Рукопись миссис Сальтильо была, как я убедился, написана хорошо, а в повествовательных местах — даже ярко, с блеском. Я вымарал несколько общих высказываний о вселенной и кое-какие попутные теоретические рассуждения о бытии как не относящиеся непосредственно к ацтекам, а также ввиду отсутствия неутолимой жажды знаний у читателей «Дейли эксельсиор». Я даже произвел своего прелестного автора в ранг сотрудницы газеты, объявив, что поездка в Мексику была совершена ею специально по заданию и на средства — причем немалые — редакции «Эксельсиора». Это сообщение вместе с несколько суховатыми рисунками и акварелями миссис Сальтильо, выполненными в манере прерафаэлитов и отвратительно воспроизведенными в печати, придали прямо-таки сенсационный характер ее произведению, которое дня три подряд печаталось частями, занимая целую полосу.

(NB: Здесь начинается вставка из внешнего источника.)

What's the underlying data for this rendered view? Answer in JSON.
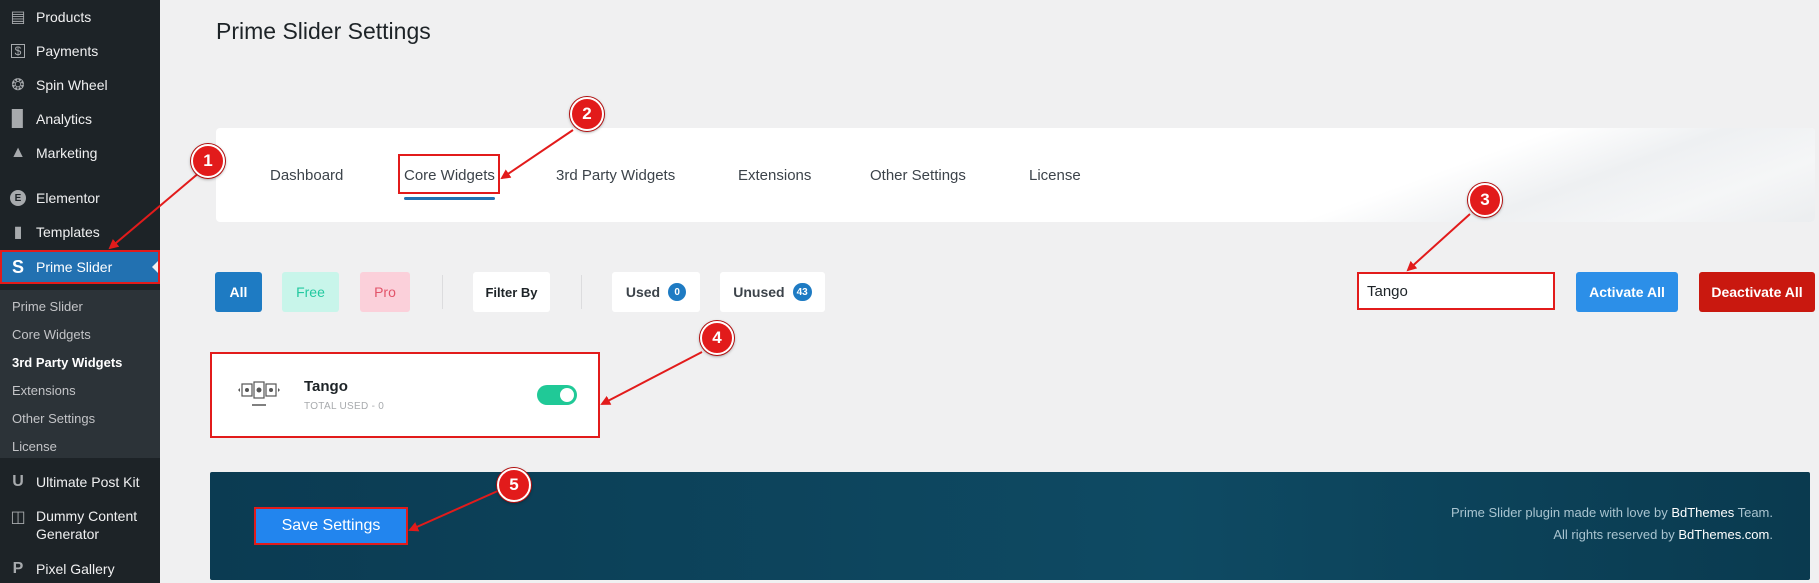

Не знаю, явилось ли оно большим вкладом в этнологию, однако, как я отметил в передовой статье, оно послужило свидетельством того, что стремление к наживе не окончательно истребило в сердцах калифорнийцев тягу к научным изысканиям, а так как два или три ученых мужа не замедлили обрушиться на него в пространных статьях, то и редакционный портфель пополнился материалом.